Research Domain Configuration:

Incremental Review Mode:

Architecture & Design:

Testing & Status:

Task Planning:

See docs/README.md for complete documentation index.

Pipeline Orchestrator Features

  • Automated Execution: Runs all 5 stages sequentially
  • Conditional DRA: Only runs when rejections are detected
  • Progress Logging: Timestamps and status for each stage
  • Error Handling: Halts on failure with clear error messages
  • Configurable: Customizable timeouts and paths
  • Checkpoint/Resume: Resume from interruption points
  • Automatic Retry: Retry transient failures with exponential backoff
  • Circuit Breaker: Prevents infinite retry loops
  • Retry History: Track all retry attempts in checkpoint file
  • Incremental Review Mode: Only analyze new papers, preserve previous results, 60-80% faster
  • Gap-Targeted Pre-filtering: Reduce analysis time and API costs by only analyzing papers likely to close open gaps
  • Research-Agnostic (NEW!): Configure any research domain via research_config.json—no code changes required

Research Domain Configuration (NEW!)

The pipeline now supports any research domain through simple JSON configuration. No code changes required to switch between neuromorphic computing, climate science, biomedical research, or any other field.

How it works:

  1. Create a research_config.json defining your research topic, keywords, and evaluation criteria
  2. Optionally create a pillar_definitions.json with your requirements framework
  3. Run the pipeline with --research-config your_config.json

Quick Start:

# Use the default neuromorphic computing domain
python pipeline_orchestrator.py

# Use a custom research domain
python pipeline_orchestrator.py --research-config domains/climate-science/research_config.json

# Create a new domain from template
cp -r domains/example-domain domains/my-research
# Edit domains/my-research/research_config.json with your topic
python pipeline_orchestrator.py --research-config domains/my-research/research_config.json

Configuration File Structure:

{
  "domain": {
    "id": "my-research-domain",
    "name": "My Research Domain"
  },
  "research_topic": {
    "primary": "Your primary research question...",
    "short_description": "brief domain focus"
  },
  "prompt_context": {
    "researcher_role": "PhD-level research assistant specializing in..."
  },
  "vocabulary": {
    "primary_keywords": ["keyword1", "keyword2"],
    "secondary_keywords": ["technical-term1"]
  },
  "pillar_definitions_file": "pillar_definitions.json"
}

Benefits:

  • No code changes: Switch domains by changing a config file
  • Reproducible: Share configs for collaborative research
  • Multi-domain: Run analyses for different research areas in parallel
  • Backward compatible: Existing neuromorphic workflows continue to work

See domains/README.md for complete configuration guide.

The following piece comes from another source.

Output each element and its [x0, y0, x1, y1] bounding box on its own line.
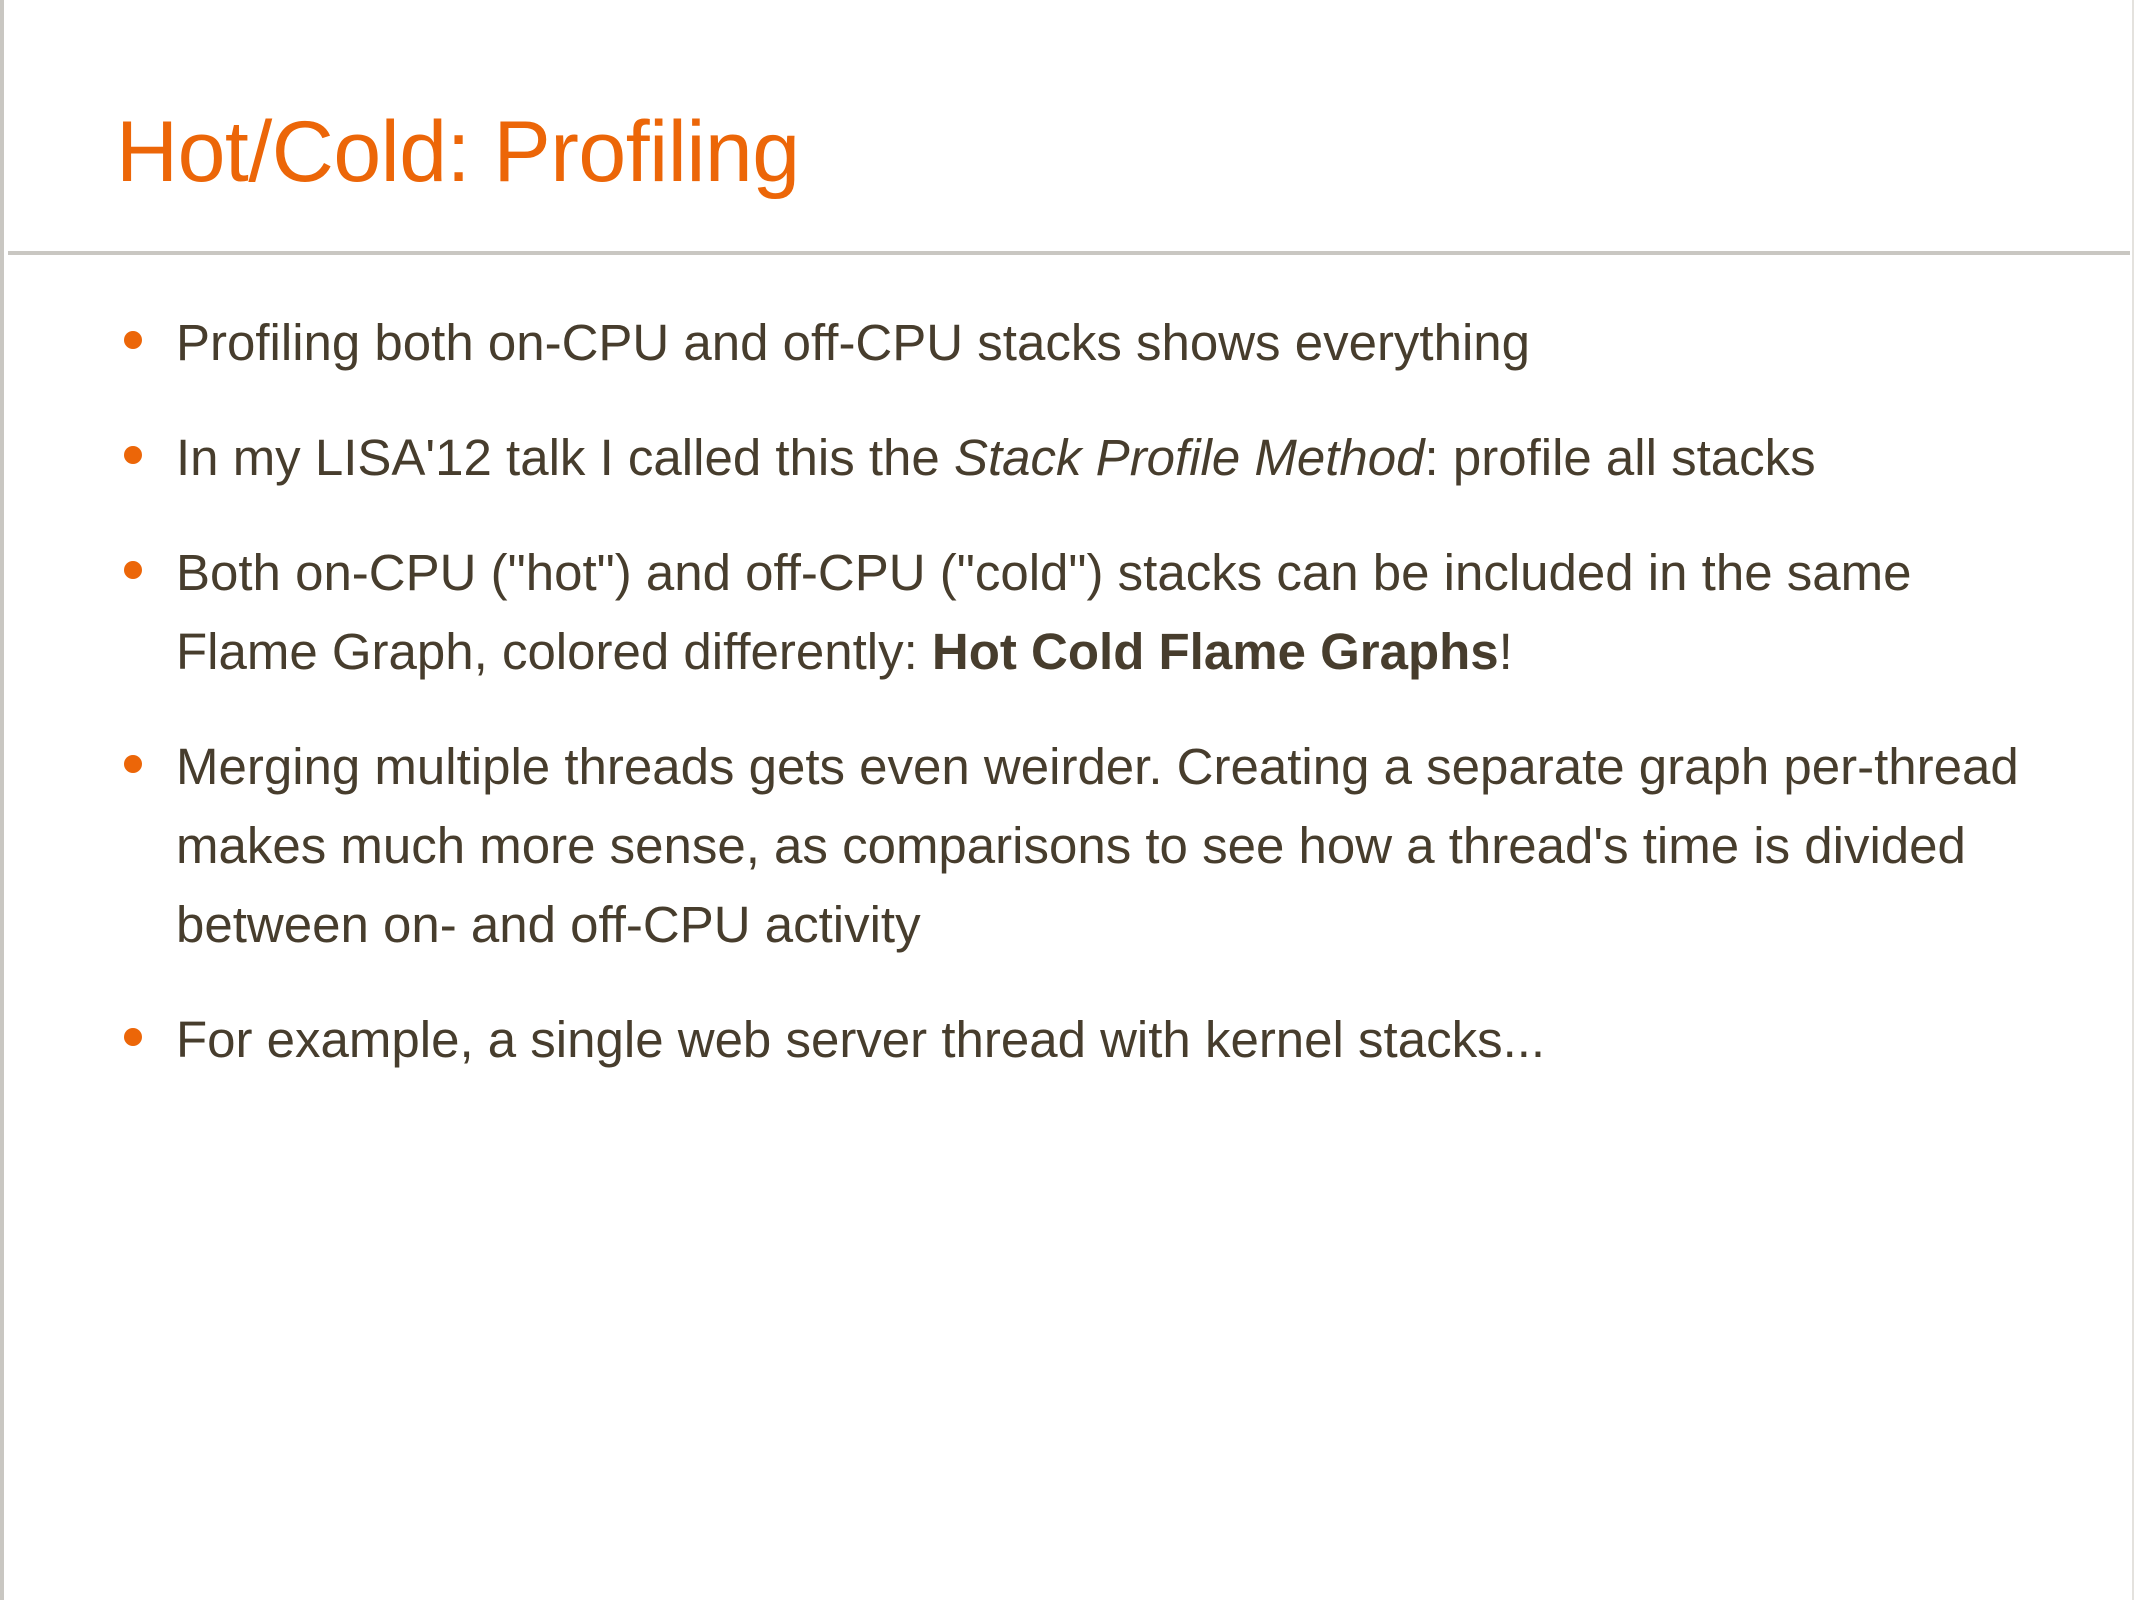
bullet-text: Profiling both on-CPU and off-CPU stacks… [176, 303, 2046, 382]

Gap-Targeted Pre-filtering

Reduce analysis time and API costs by intelligently filtering papers before deep analysis. The pre-filter extracts unfilled gaps from previous analyses and scores each paper's relevance to those gaps.

How it works:

  1. Extracts gaps from previous gap analysis report
  2. Scores each paper's relevance to gaps using keyword matching
  3. Skips papers below relevance threshold
  4. Analyzes only gap-closing papers

Usage:

# Default (50% threshold)
python pipeline_orchestrator.py --prefilter

# Aggressive mode (30% threshold, analyze more papers)
python pipeline_orchestrator.py --prefilter-mode aggressive

# Conservative mode (70% threshold, analyze fewer papers)
python pipeline_orchestrator.py --prefilter-mode conservative

# Custom threshold
python pipeline_orchestrator.py --relevance-threshold 0.65

# Disable pre-filtering
python pipeline_orchestrator.py --no-prefilter

Benefits:

  • Cost Savings: Typical reduction of 50-70% in papers analyzed
  • Time Savings: 60-80% faster incremental runs
  • API Cost Reduction: $15-30 saved per run
  • Accuracy: <5% false negative rate (relevant papers rarely skipped)

Configuration:

Add to pipeline_config.json:

{
  "prefilter": {
    "enabled": true,
    "threshold": 0.50,
    "mode": "auto"
  }
}

Incremental Review Mode (NEW!)

Update existing reviews by adding new papers without re-analyzing the entire database. The incremental mode intelligently detects changes and only processes new or modified papers while preserving your previous analysis results.

How it works:

  1. Loads previous analysis - Reads existing gap report and orchestrator state
  2. Detects new papers - Compares database to find new or modified papers since last run
  3. Extracts gaps - Identifies unfilled requirements from previous analysis
  4. Scores relevance - Uses ML and keyword matching to predict which papers close gaps
  5. Pre-filters - Skips low-relevance papers (configurable threshold, default 50%)
  6. Analyzes - Runs deep analysis on filtered papers only
  7. Merges - Combines new evidence into existing report without data loss
  8. Tracks lineage - Records parent→child job relationship in state

Quick Start:

# 1. Run baseline analysis
python pipeline_orchestrator.py --output-dir reviews/baseline

# 2. Add new papers to data/raw/

# 3. Run incremental update (default mode)
python pipeline_orchestrator.py --output-dir reviews/baseline

# Or explicitly enable incremental mode
python pipeline_orchestrator.py --incremental --output-dir reviews/baseline

Usage Examples:

# Preview what would be analyzed (dry-run)
python pipeline_orchestrator.py --incremental --dry-run

# Force full re-analysis (override incremental)
python pipeline_orchestrator.py --force

# Continue specific review with parent job tracking
python pipeline_orchestrator.py --incremental --parent-job-id review_20250115_103000

# Clear analysis cache and start fresh
python pipeline_orchestrator.py --clear-cache --force

Benefits:

  • 60-80% faster - Only analyzes new, relevant papers
  • Cost savings - $15-30 per incremental run vs $50+ for full analysis
  • Preserves work - Builds on previous analysis without data loss
  • Tracks changes - See gaps closed over time with job lineage
  • Smart filtering - Automatic relevance scoring reduces wasted analysis
  • Safe fallback - Automatically runs full mode if prerequisites missing

Prerequisites: Incremental mode requires:

  • Previous gap_analysis_report.json in output directory
  • Complete orchestrator_state.json (analysis_completed: true)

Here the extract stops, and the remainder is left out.